Industry folks have long talked about the importance of the quad-play – that is offering
mobile services alongside the classic fixed-line triple-play – not to mention the throwing
around of buzz-words like convergence and fixed-mobile convergence - and now the
industry is finally embracing these trends en masse.
The ‘quad-play’ scenario has become crucial for operators in many developed markets
because it enables them to provision multi-screen services that provide the ‘content
anywhere’ scenarios that subscribers are demanding.
In addition – as is being proven by operators such as Orange in France with its Open
quad-play platform – high-quality fixed + mobile offers bundled with the right content
and applications can help to defend high-value subscribers and keep them out of the
clutches of cut-price competitors.
However, whilst the trend towards quad-play is clear there are clear risks attached to
what Vodafone is doing in terms of acquiring major cable operators.

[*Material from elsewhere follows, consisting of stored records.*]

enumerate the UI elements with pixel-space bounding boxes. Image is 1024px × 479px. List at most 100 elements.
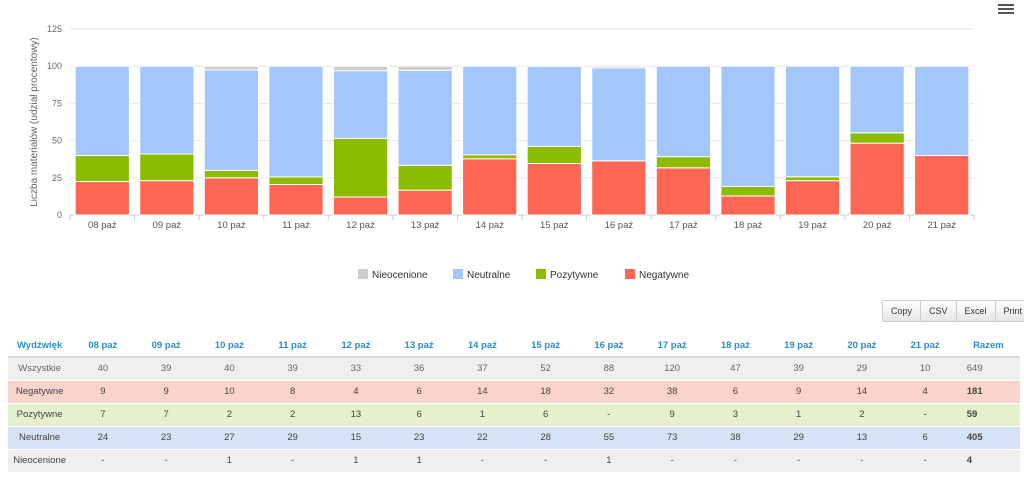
print-button[interactable]: Print — [995, 301, 1024, 321]
row-total: 4 — [956, 449, 1020, 473]
bar-segment-nieocenione — [203, 65, 260, 71]
table-cell: - — [703, 449, 767, 473]
bar-segment-nieocenione — [397, 65, 453, 71]
excel-button[interactable]: Excel — [956, 301, 996, 321]
column-header[interactable]: 19 paź — [767, 334, 831, 358]
table-cell: 24 — [71, 426, 135, 450]
bar-segment-negatywne — [655, 167, 712, 216]
y-tick-label: 100 — [47, 61, 62, 71]
table-cell: 36 — [387, 357, 451, 381]
column-header[interactable]: 08 paź — [71, 334, 135, 358]
csv-button[interactable]: CSV — [921, 301, 957, 321]
table-cell: 13 — [830, 426, 894, 450]
table-cell: 6 — [703, 380, 767, 404]
table-cell: 23 — [134, 426, 198, 450]
bar-segment-neutralne — [914, 65, 970, 156]
column-header[interactable]: 21 paź — [893, 334, 957, 358]
bar-segment-negatywne — [591, 160, 647, 216]
x-tick-label: 15 paź — [540, 220, 569, 231]
column-header-label[interactable]: Wydźwięk — [8, 334, 72, 358]
table-cell: 32 — [577, 380, 641, 404]
table-cell: - — [71, 449, 135, 473]
table-cell: - — [893, 403, 957, 427]
bar-segment-neutralne — [720, 65, 776, 187]
column-header[interactable]: 11 paź — [261, 334, 325, 358]
column-header[interactable]: 20 paź — [830, 334, 894, 358]
table-cell: 29 — [261, 426, 325, 450]
table-row: Negatywne 9 9 10 8 4 6 14 18 32 38 6 9 14 4 181 — [8, 380, 1020, 404]
bar-segment-neutralne — [74, 65, 130, 156]
table-cell: 52 — [514, 357, 578, 381]
table-cell: 27 — [197, 426, 261, 450]
bar-segment-negatywne — [203, 177, 260, 216]
table-cell: 22 — [450, 426, 514, 450]
table-cell: 9 — [640, 403, 704, 427]
column-header[interactable]: 18 paź — [703, 334, 767, 358]
x-tick-label: 10 paź — [217, 220, 246, 231]
table-cell: 2 — [830, 403, 894, 427]
row-total: 181 — [956, 380, 1020, 404]
table-cell: - — [577, 403, 641, 427]
legend-item-pozytywne: Pozytywne — [550, 270, 599, 281]
table-cell: 13 — [324, 403, 388, 427]
row-label: Nieocenione — [8, 449, 72, 473]
bar-segment-negatywne — [268, 183, 324, 216]
column-header[interactable]: 14 paź — [450, 334, 514, 358]
row-total: 649 — [956, 357, 1020, 381]
y-axis-label: Liczba materiałów (udział procentowy) — [29, 37, 40, 207]
bar-segment-negatywne — [720, 195, 776, 216]
column-header[interactable]: 17 paź — [640, 334, 704, 358]
chart-menu-icon[interactable] — [998, 2, 1014, 16]
table-cell: 29 — [767, 426, 831, 450]
table-cell: 47 — [703, 357, 767, 381]
x-tick-label: 09 paź — [153, 220, 182, 231]
table-cell: 1 — [577, 449, 641, 473]
table-cell: - — [767, 449, 831, 473]
y-tick-label: 25 — [52, 173, 62, 183]
bar-segment-neutralne — [849, 65, 905, 134]
copy-button[interactable]: Copy — [883, 301, 922, 321]
table-cell: 88 — [577, 357, 641, 381]
bar-segment-neutralne — [268, 65, 324, 178]
bar-segment-pozytywne — [203, 169, 260, 179]
row-total: 59 — [956, 403, 1020, 427]
table-cell: 40 — [71, 357, 135, 381]
table-cell: 73 — [640, 426, 704, 450]
table-cell: 10 — [893, 357, 957, 381]
x-tick-label: 20 paź — [863, 220, 892, 231]
column-header[interactable]: 16 paź — [577, 334, 641, 358]
table-cell: 33 — [324, 357, 388, 381]
table-cell: 15 — [324, 426, 388, 450]
column-header[interactable]: Razem — [956, 334, 1020, 358]
bar-segment-neutralne — [655, 65, 712, 158]
table-cell: 7 — [71, 403, 135, 427]
x-tick-label: 12 paź — [346, 220, 375, 231]
x-tick-label: 17 paź — [669, 220, 698, 231]
bar-segment-negatywne — [139, 180, 195, 216]
bar-segment-pozytywne — [139, 153, 195, 182]
x-tick-label: 18 paź — [734, 220, 763, 231]
row-label: Wszystkie — [8, 357, 72, 381]
table-header-row: Wydźwięk 08 paź 09 paź 10 paź 11 paź 12 paź 13… — [8, 334, 1020, 358]
table-cell: - — [450, 449, 514, 473]
bar-segment-pozytywne — [462, 154, 518, 160]
bar-segment-negatywne — [914, 154, 970, 216]
column-header[interactable]: 13 paź — [387, 334, 451, 358]
row-total: 405 — [956, 426, 1020, 450]
column-header[interactable]: 10 paź — [197, 334, 261, 358]
bar-segment-neutralne — [526, 65, 582, 147]
row-label: Neutralne — [8, 426, 72, 450]
bar-segment-pozytywne — [268, 176, 324, 185]
row-label: Pozytywne — [8, 403, 72, 427]
column-header[interactable]: 15 paź — [514, 334, 578, 358]
bar-segment-negatywne — [526, 163, 582, 216]
column-header[interactable]: 12 paź — [324, 334, 388, 358]
column-header[interactable]: 09 paź — [134, 334, 198, 358]
legend-item-nieocenione: Nieocenione — [372, 270, 428, 281]
x-tick-label: 19 paź — [798, 220, 827, 231]
table-cell: - — [830, 449, 894, 473]
x-tick-label: 21 paź — [927, 220, 956, 231]
table-cell: 1 — [450, 403, 514, 427]
stacked-bar-chart: 0 25 50 75 100 125 Liczba materiałów (udział p… — [29, 24, 975, 281]
bar-segment-pozytywne — [397, 164, 453, 191]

The biggest risk surrounds the increasing power of Over-the-Top (OTT) players in the
pay TV market – a threat which has resulted in a clear trend towards ‘cord cutting’ in
major cable markets such as the US.
Whilst it is true that cable MSO’s in the US are still keeping those ‘cord cutters’ on board
as broadband subscribers – on significantly higher margins no doubt – they are still at
risk of seeing a big chunk of their business disappear.

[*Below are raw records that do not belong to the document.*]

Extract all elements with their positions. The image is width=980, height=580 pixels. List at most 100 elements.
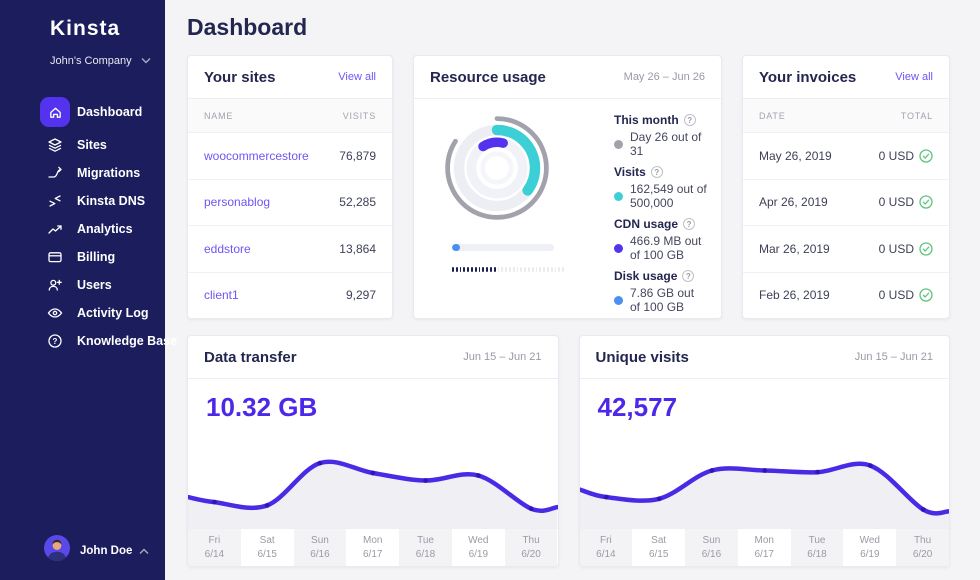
- sites-view-all-link[interactable]: View all: [338, 71, 376, 83]
- legend-label: Visits: [614, 165, 646, 179]
- trending-up-icon: [47, 218, 77, 240]
- unique-visits-card: Unique visits Jun 15 – Jun 21 42,577 Fri…: [578, 335, 950, 567]
- table-row[interactable]: client1 9,297: [188, 273, 392, 319]
- card-title: Your sites: [204, 68, 276, 86]
- site-visits: 76,879: [339, 148, 376, 163]
- sidebar-item-label: Kinsta DNS: [77, 194, 146, 208]
- date-range: Jun 15 – Jun 21: [463, 351, 542, 363]
- site-link[interactable]: client1: [204, 288, 239, 303]
- home-icon: [40, 97, 70, 127]
- check-circle-icon: [919, 288, 933, 302]
- data-transfer-value: 10.32 GB: [206, 392, 318, 422]
- sidebar-item-activity-log[interactable]: Activity Log: [0, 299, 165, 327]
- usage-legend: This month Day 26 out of 31 Visits 162,5…: [614, 111, 707, 318]
- card-title: Data transfer: [204, 348, 297, 366]
- unique-visits-value: 42,577: [597, 392, 678, 422]
- legend-value: 7.86 GB out of 100 GB: [630, 286, 695, 314]
- sidebar-nav: Dashboard Sites Migrations Kinsta DNS An…: [0, 95, 177, 355]
- legend-group: This month Day 26 out of 31: [614, 113, 707, 158]
- invoice-total: 0 USD: [878, 241, 914, 256]
- table-row[interactable]: eddstore 13,864: [188, 226, 392, 273]
- card-title: Unique visits: [595, 348, 689, 366]
- company-selector[interactable]: John's Company: [0, 41, 165, 67]
- check-circle-icon: [919, 242, 933, 256]
- svg-text:?: ?: [53, 337, 58, 346]
- sidebar-item-dashboard[interactable]: Dashboard: [0, 95, 165, 129]
- legend-label: CDN usage: [614, 217, 679, 231]
- axis-day: Thu 6/20: [896, 529, 949, 566]
- legend-dot: [614, 139, 623, 149]
- card-title: Your invoices: [759, 68, 857, 86]
- axis-day: Sat 6/15: [257, 535, 277, 560]
- axis-day: Fri 6/14: [579, 529, 633, 566]
- legend-label: This month: [614, 113, 679, 127]
- invoice-total: 0 USD: [878, 148, 914, 163]
- help-tooltip-icon[interactable]: [683, 114, 696, 126]
- credit-card-icon: [47, 246, 77, 268]
- axis-day: Tue 6/18: [790, 529, 844, 566]
- legend-group: Disk usage 7.86 GB out of 100 GB: [614, 269, 707, 314]
- your-sites-card: Your sites View all Name Visits woocomme…: [187, 55, 393, 319]
- table-row[interactable]: May 26, 2019 0 USD: [743, 133, 949, 180]
- migrate-arrow-icon: [47, 162, 77, 184]
- kinsta-logo: Kinsta: [50, 17, 121, 40]
- sidebar-item-label: Analytics: [77, 222, 133, 236]
- axis-day: Sat 6/15: [648, 535, 669, 560]
- date-range: Jun 15 – Jun 21: [854, 351, 933, 363]
- x-axis-labels: Fri 6/14 Sat 6/15 Sun 6/16 Mon 6/17 Tue 6/18 …: [579, 528, 949, 566]
- axis-day: Tue 6/18: [399, 529, 452, 566]
- axis-day: Wed 6/19: [468, 535, 489, 560]
- sidebar-item-label: Migrations: [77, 166, 141, 180]
- table-row[interactable]: Feb 26, 2019 0 USD: [743, 273, 949, 319]
- user-menu[interactable]: John Doe: [0, 535, 165, 566]
- sidebar-item-label: Billing: [77, 250, 116, 264]
- data-transfer-card: Data transfer Jun 15 – Jun 21 10.32 GB F…: [187, 335, 559, 567]
- dns-chevrons-icon: [47, 190, 77, 212]
- check-circle-icon: [919, 195, 933, 209]
- data-transfer-line-chart: [188, 431, 558, 528]
- sidebar-item-billing[interactable]: Billing: [0, 243, 165, 271]
- legend-group: CDN usage 466.9 MB out of 100 GB: [614, 217, 707, 262]
- sidebar-item-sites[interactable]: Sites: [0, 131, 165, 159]
- axis-day: Mon 6/17: [754, 535, 774, 560]
- disk-usage-bar: [452, 244, 554, 251]
- table-row[interactable]: Mar 26, 2019 0 USD: [743, 226, 949, 273]
- invoices-view-all-link[interactable]: View all: [895, 71, 933, 83]
- invoices-table-body: May 26, 2019 0 USD Apr 26, 2019 0 USD Ma…: [743, 133, 949, 318]
- column-date: Date: [759, 110, 786, 121]
- axis-day: Sun 6/16: [685, 529, 738, 566]
- page-title: Dashboard: [187, 14, 308, 40]
- legend-value: 466.9 MB out of 100 GB: [630, 234, 702, 262]
- sidebar-item-kinsta-dns[interactable]: Kinsta DNS: [0, 187, 165, 215]
- help-tooltip-icon[interactable]: [650, 166, 663, 178]
- sites-table-header: Name Visits: [188, 99, 392, 133]
- sidebar: Kinsta John's Company Dashboard Sites Mi…: [0, 0, 177, 580]
- main-content: Dashboard Your sites View all Name Visit…: [165, 0, 980, 580]
- invoice-date: Apr 26, 2019: [759, 195, 828, 210]
- site-link[interactable]: woocommercestore: [204, 148, 309, 163]
- table-row[interactable]: woocommercestore 76,879: [188, 133, 392, 180]
- site-link[interactable]: eddstore: [204, 241, 251, 256]
- x-axis-labels: Fri 6/14 Sat 6/15 Sun 6/16 Mon 6/17 Tue 6/18 …: [188, 528, 558, 566]
- table-row[interactable]: personablog 52,285: [188, 180, 392, 226]
- column-visits: Visits: [342, 110, 376, 121]
- sidebar-item-analytics[interactable]: Analytics: [0, 215, 165, 243]
- site-link[interactable]: personablog: [204, 195, 271, 210]
- sidebar-item-knowledge-base[interactable]: ? Knowledge Base: [0, 327, 177, 355]
- sites-segment-bar: [452, 267, 564, 272]
- invoice-total: 0 USD: [878, 195, 914, 210]
- invoice-date: Mar 26, 2019: [759, 241, 830, 256]
- invoice-date: May 26, 2019: [759, 148, 832, 163]
- sidebar-item-migrations[interactable]: Migrations: [0, 159, 165, 187]
- check-circle-icon: [919, 149, 933, 163]
- invoice-total: 0 USD: [878, 288, 914, 303]
- user-plus-icon: [47, 274, 77, 296]
- sidebar-item-label: Knowledge Base: [77, 334, 178, 348]
- chevron-up-icon: [139, 542, 149, 560]
- sidebar-item-users[interactable]: Users: [0, 271, 165, 299]
- help-tooltip-icon[interactable]: [682, 270, 695, 282]
- table-row[interactable]: Apr 26, 2019 0 USD: [743, 180, 949, 226]
- help-tooltip-icon[interactable]: [683, 218, 696, 230]
- site-visits: 52,285: [339, 195, 376, 210]
- sites-table-body: woocommercestore 76,879 personablog 52,2…: [188, 133, 392, 318]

2. In fact, the cable business is facing a double-whammy of problems that are going to
chip away at its pay TV subscriber base.
Firstly, it looks pretty likely that the arrival of cheap USB-based video-streaming devices
such as Chromecast are going to take the OTT video market to a far higher level of
penetration in the market.
Secondly, whilst the first wave of OTT players were led by the likes of Netflix one can
say with some certainty that the cablecos are about to be hit with a second wave of
competition from new OTT players such as Amazon, Yahoo et al that is going to
squeeze them harder that Netflix ever did.
This means that whilst the quad-play is essentially still a sound strategy with a proven
track record that operators need to think very carefully about the content that they
bundle into their quad-play.
The days of being able to offer – as cable operators have done for so long – a huge and
dominating pay TV package may well be coming to an end with pay TV operators being
forced to adopt a more pragmatic content strategy where they form alliances with OTT
players.
This will not be an easy thing for the cable operators to swallow but the technological
tide is changing the consumer market so quickly that they will need to adapt to the new
environment as fast as possible – or face the consequences.
The reality is that whilst it is a sound strategy for operators to provide constant high-
quality connectivity to subscribers that they are going to have to accept – however
grudgingly – that a big chunk of the video content going over those pipes is going to
come from the OTT players.
This is going to be a particularly tricky road for a player like Vodafone to follow given its
lack of experience in the pay TV field - we have seen many examples in the global
market of inexperienced telcos getting their fingers burnt in the pay TV market by being
overly aggressive.
We have already seen signs of cable operators swallowing their pride and working with
the OTT players – with the deal between Virgin Media and Netflix in the UK a good
example – and we will no doubt see plenty more as reality bites.